Activities: This tour will ascend through steeply walled canyons and over Rocky River bed terrain. This tour involves climbing up a series of ladders placed to make the scramble to the base of the arch easier. The arch is 500m high and 100m wide, and is one of the least known of the top twenty natural wonders of the world.

  • Kashgar Shipton’s Arch
  • Kashgar Shipton’s Arch









Place and Transport: Kashgar to Shipton’s Arch to Kashgar

This tour leaves from Kashgar in the morning and returns in the afternoon. Shipton’s Arch is situated in a remote location and requires a two hour drive by four wheel drive transportation to reach it. This drive includes an hour on road and an hour of exhilarating off road river bed driving. From the end of the terrain where the car can reach we will continue on foot for around 45 minutes. We will ascend through steeply walled canyons over Rocky River bed terrain. This trek also involves climbing up a series of ladders placed to make the scramble to the base of the arch easier.

This walk is moderately challenging and will require good walking shoes and a moderate level of fitness.  It is also advisable to bring water and snacks with you and warm clothes as it can be cooler at the arch due to the high Altitude (2000m).

On request and weather permitting you can make this tour a sunrise expedition.  Leaving Kashgar early, three hours before sunrise, and watching the sun rise up between the arch.  It is also possible to arrange an overnight camping stay at Shipton’s Arch and upon waking watch the sunrise before returning to Kashgar.

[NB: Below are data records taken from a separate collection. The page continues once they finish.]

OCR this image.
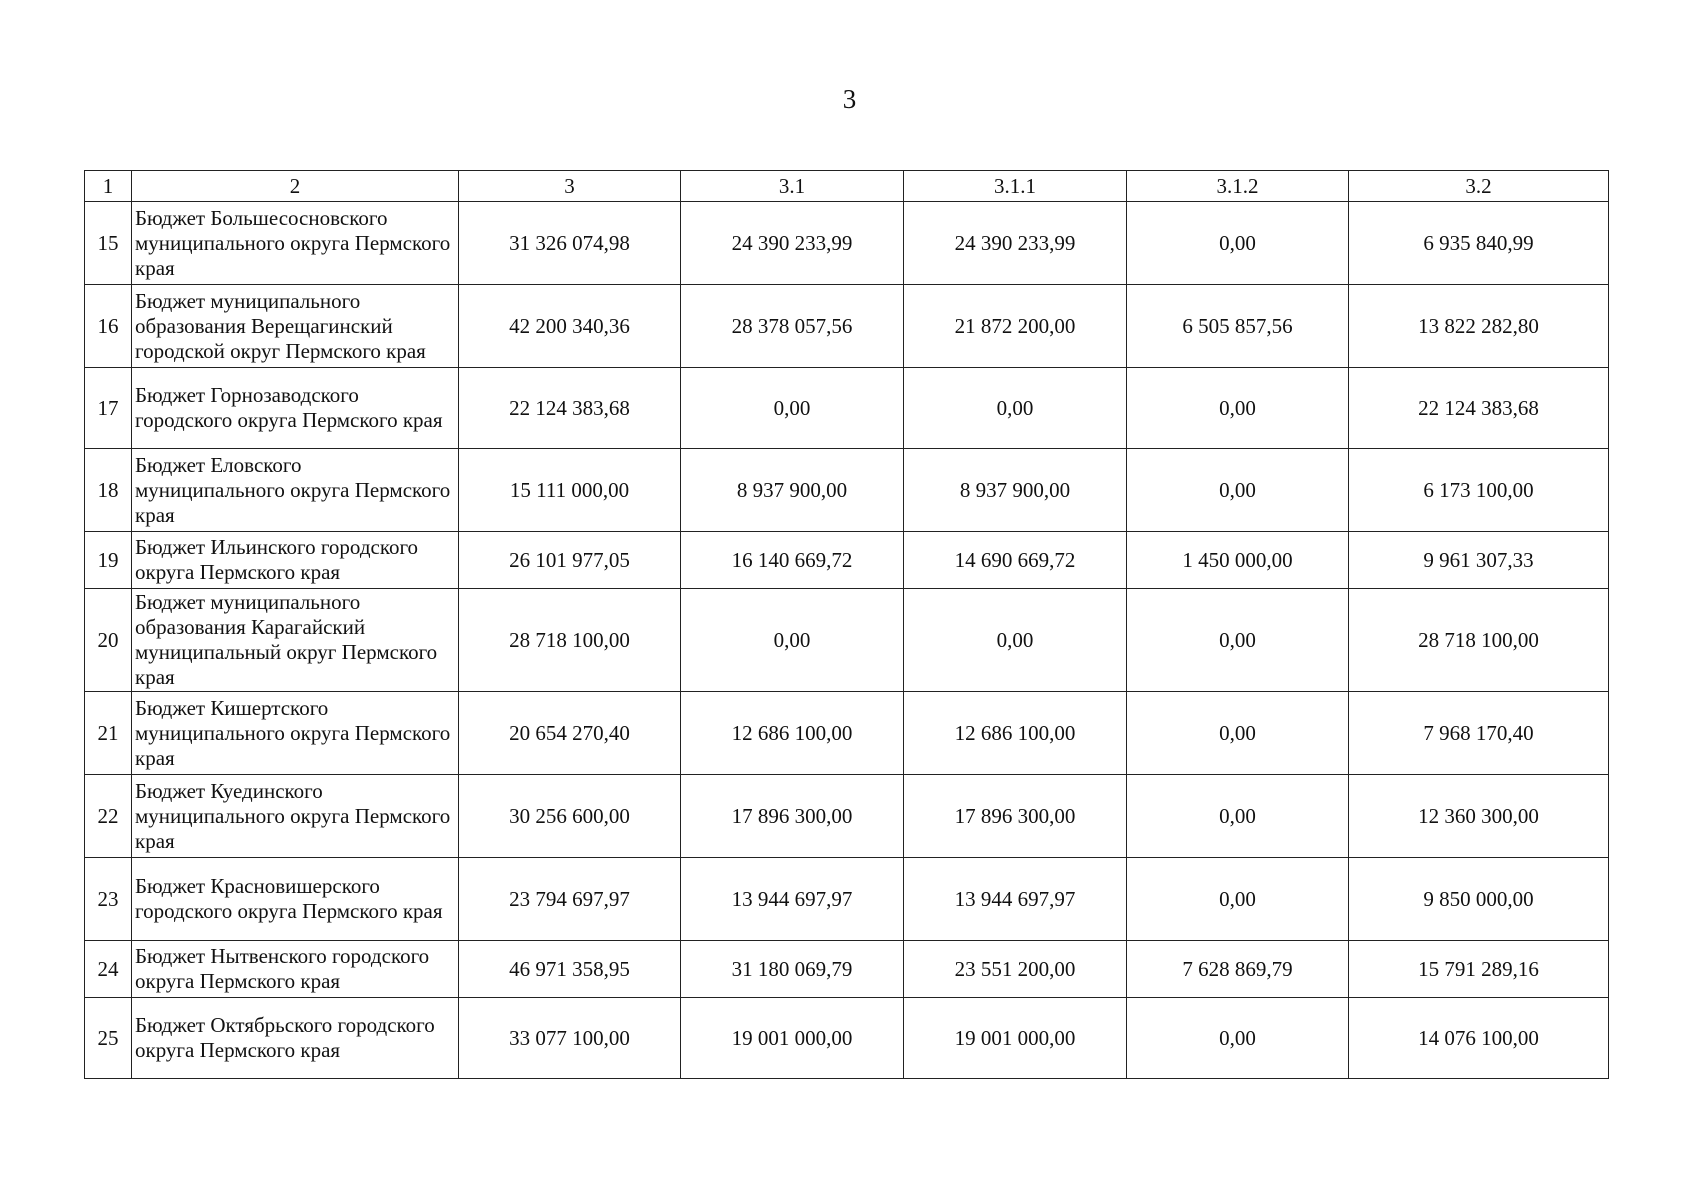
3
1	2	3	3.1	3.1.1	3.1.2	3.2
15	Бюджет Большесосновского муниципального округа Пермского края	31 326 074,98	24 390 233,99	24 390 233,99	0,00	6 935 840,99
16	Бюджет муниципального образования Верещагинский городской округ Пермского края	42 200 340,36	28 378 057,56	21 872 200,00	6 505 857,56	13 822 282,80
17	Бюджет Горнозаводского городского округа Пермского края	22 124 383,68	0,00	0,00	0,00	22 124 383,68
18	Бюджет Еловского муниципального округа Пермского края	15 111 000,00	8 937 900,00	8 937 900,00	0,00	6 173 100,00
19	Бюджет Ильинского городского округа Пермского края	26 101 977,05	16 140 669,72	14 690 669,72	1 450 000,00	9 961 307,33
20	Бюджет муниципального образования Карагайский муниципальный округ Пермского края	28 718 100,00	0,00	0,00	0,00	28 718 100,00
21	Бюджет Кишертского муниципального округа Пермского края	20 654 270,40	12 686 100,00	12 686 100,00	0,00	7 968 170,40
22	Бюджет Куединского муниципального округа Пермского края	30 256 600,00	17 896 300,00	17 896 300,00	0,00	12 360 300,00
23	Бюджет Красновишерского городского округа Пермского края	23 794 697,97	13 944 697,97	13 944 697,97	0,00	9 850 000,00
24	Бюджет Нытвенского городского округа Пермского края	46 971 358,95	31 180 069,79	23 551 200,00	7 628 869,79	15 791 289,16
25	Бюджет Октябрьского городского округа Пермского края	33 077 100,00	19 001 000,00	19 001 000,00	0,00	14 076 100,00
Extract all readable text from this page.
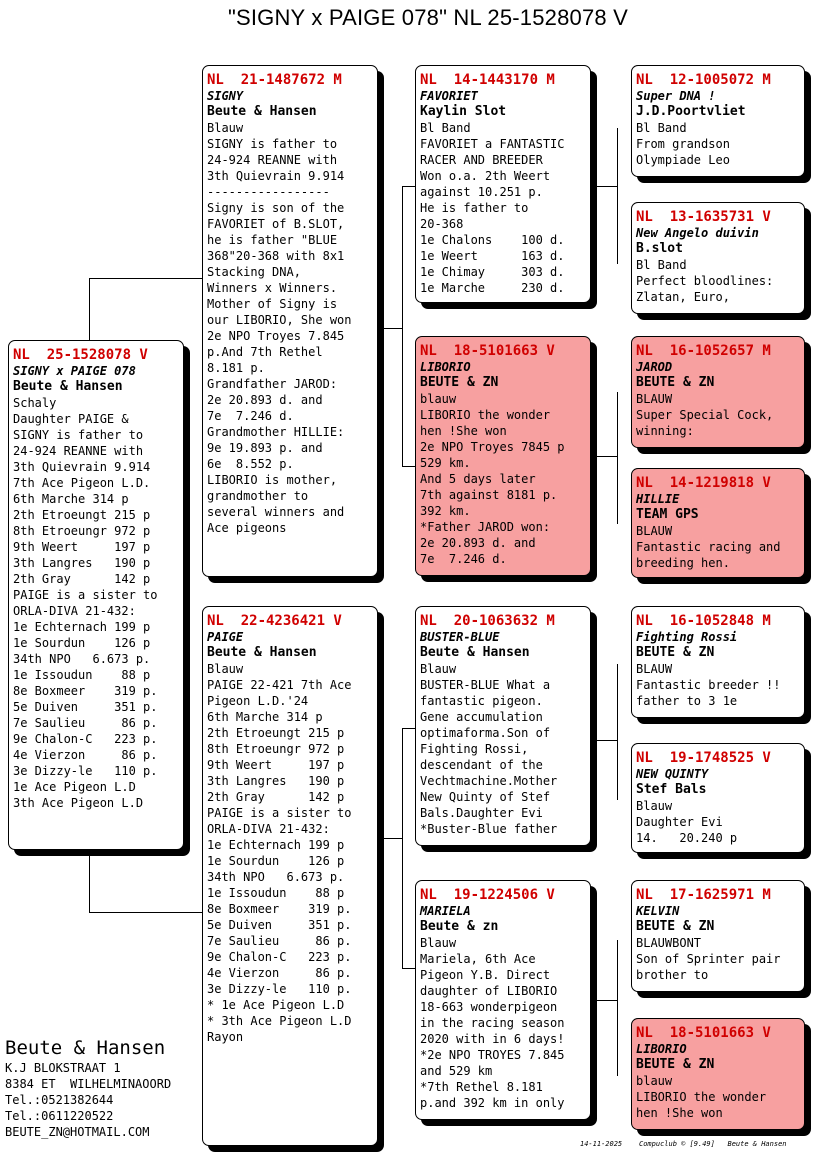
"SIGNY x PAIGE 078" NL 25-1528078 V
NL  25-1528078 V
SIGNY x PAIGE 078
Beute & Hansen
Schaly
Daughter PAIGE &
SIGNY is father to
24-924 REANNE with
3th Quievrain 9.914
7th Ace Pigeon L.D.
6th Marche 314 p
2th Etroeungt 215 p
8th Etroeungr 972 p
9th Weert     197 p
3th Langres   190 p
2th Gray      142 p
PAIGE is a sister to
ORLA-DIVA 21-432:
1e Echternach 199 p
1e Sourdun    126 p
34th NPO   6.673 p.
1e Issoudun    88 p
8e Boxmeer    319 p.
5e Duiven     351 p.
7e Saulieu     86 p.
9e Chalon-C   223 p.
4e Vierzon     86 p.
3e Dizzy-le   110 p.
1e Ace Pigeon L.D
3th Ace Pigeon L.D
NL  21-1487672 M
SIGNY
Beute & Hansen
Blauw
SIGNY is father to
24-924 REANNE with
3th Quievrain 9.914
-----------------
Signy is son of the
FAVORIET of B.SLOT,
he is father "BLUE
368"20-368 with 8x1
Stacking DNA,
Winners x Winners.
Mother of Signy is
our LIBORIO, She won
2e NPO Troyes 7.845
p.And 7th Rethel
8.181 p.
Grandfather JAROD:
2e 20.893 d. and
7e  7.246 d.
Grandmother HILLIE:
9e 19.893 p. and
6e  8.552 p.
LIBORIO is mother,
grandmother to
several winners and
Ace pigeons
NL  22-4236421 V
PAIGE
Beute & Hansen
Blauw
PAIGE 22-421 7th Ace
Pigeon L.D.'24
6th Marche 314 p
2th Etroeungt 215 p
8th Etroeungr 972 p
9th Weert     197 p
3th Langres   190 p
2th Gray      142 p
PAIGE is a sister to
ORLA-DIVA 21-432:
1e Echternach 199 p
1e Sourdun    126 p
34th NPO   6.673 p.
1e Issoudun    88 p
8e Boxmeer    319 p.
5e Duiven     351 p.
7e Saulieu     86 p.
9e Chalon-C   223 p.
4e Vierzon     86 p.
3e Dizzy-le   110 p.
* 1e Ace Pigeon L.D
* 3th Ace Pigeon L.D
Rayon
NL  14-1443170 M
FAVORIET
Kaylin Slot
Bl Band
FAVORIET a FANTASTIC
RACER AND BREEDER
Won o.a. 2th Weert
against 10.251 p.
He is father to
20-368
1e Chalons    100 d.
1e Weert      163 d.
1e Chimay     303 d.
1e Marche     230 d.
NL  18-5101663 V
LIBORIO
BEUTE & ZN
blauw
LIBORIO the wonder
hen !She won
2e NPO Troyes 7845 p
529 km.
And 5 days later
7th against 8181 p.
392 km.
*Father JAROD won:
2e 20.893 d. and
7e  7.246 d.
NL  20-1063632 M
BUSTER-BLUE
Beute & Hansen
Blauw
BUSTER-BLUE What a
fantastic pigeon.
Gene accumulation
optimaforma.Son of
Fighting Rossi,
descendant of the
Vechtmachine.Mother
New Quinty of Stef
Bals.Daughter Evi
*Buster-Blue father
NL  19-1224506 V
MARIELA
Beute & zn
Blauw
Mariela, 6th Ace
Pigeon Y.B. Direct
daughter of LIBORIO
18-663 wonderpigeon
in the racing season
2020 with in 6 days!
*2e NPO TROYES 7.845
and 529 km
*7th Rethel 8.181
p.and 392 km in only
NL  12-1005072 M
Super DNA !
J.D.Poortvliet
Bl Band
From grandson
Olympiade Leo
NL  13-1635731 V
New Angelo duivin
B.slot
Bl Band
Perfect bloodlines:
Zlatan, Euro,
NL  16-1052657 M
JAROD
BEUTE & ZN
BLAUW
Super Special Cock,
winning:
NL  14-1219818 V
HILLIE
TEAM GPS
BLAUW
Fantastic racing and
breeding hen.
NL  16-1052848 M
Fighting Rossi
BEUTE & ZN
BLAUW
Fantastic breeder !!
father to 3 1e
NL  19-1748525 V
NEW QUINTY
Stef Bals
Blauw
Daughter Evi
14.   20.240 p
NL  17-1625971 M
KELVIN
BEUTE & ZN
BLAUWBONT
Son of Sprinter pair
brother to
NL  18-5101663 V
LIBORIO
BEUTE & ZN
blauw
LIBORIO the wonder
hen !She won
Beute & Hansen
K.J BLOKSTRAAT 1
8384 ET  WILHELMINAOORD
Tel.:0521382644
Tel.:0611220522
BEUTE_ZN@HOTMAIL.COM
14-11-2025    Compuclub © [9.49]   Beute & Hansen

Shipton’s Archis the tallest natural arch in the World at a towering 500m high and 100m wide, meaning that a small airplane can pass through!  It is one of the least well known top twenty natural wonders of the World. It was first documented after a visit in 1947 by English mountaineer Eric Shipton, who made the arch known to the West in his book Mountains of Tartary. It stayed forgotten for many years due to its remote inaccessible location within the Kara Tagh (Black Mountain) range. It was only as recently as May 2000 that an expedition sponsored by National Geographic rediscovered the arch marking its position so that foreigners can now find it. Shipton’s Arch is known to the local people as “Tushuk Tagh” which literally translates to “Hole Mountain”.

Shiptons Arch was recently used as a stage, called The Gobi March 2008, in the international stage event ‘Racing the Planet’. This took competitors to the top of the arch during its seven-day, 250 kilometer footrace.

“This arch far exceeded all my expectations. It is quite simply breathtaking when the arch is revealed before your eyes at the summit of your uphill scramble and well worth the climb. Due to its extreme remoteness you can be overwhelmed by the absolute silence.”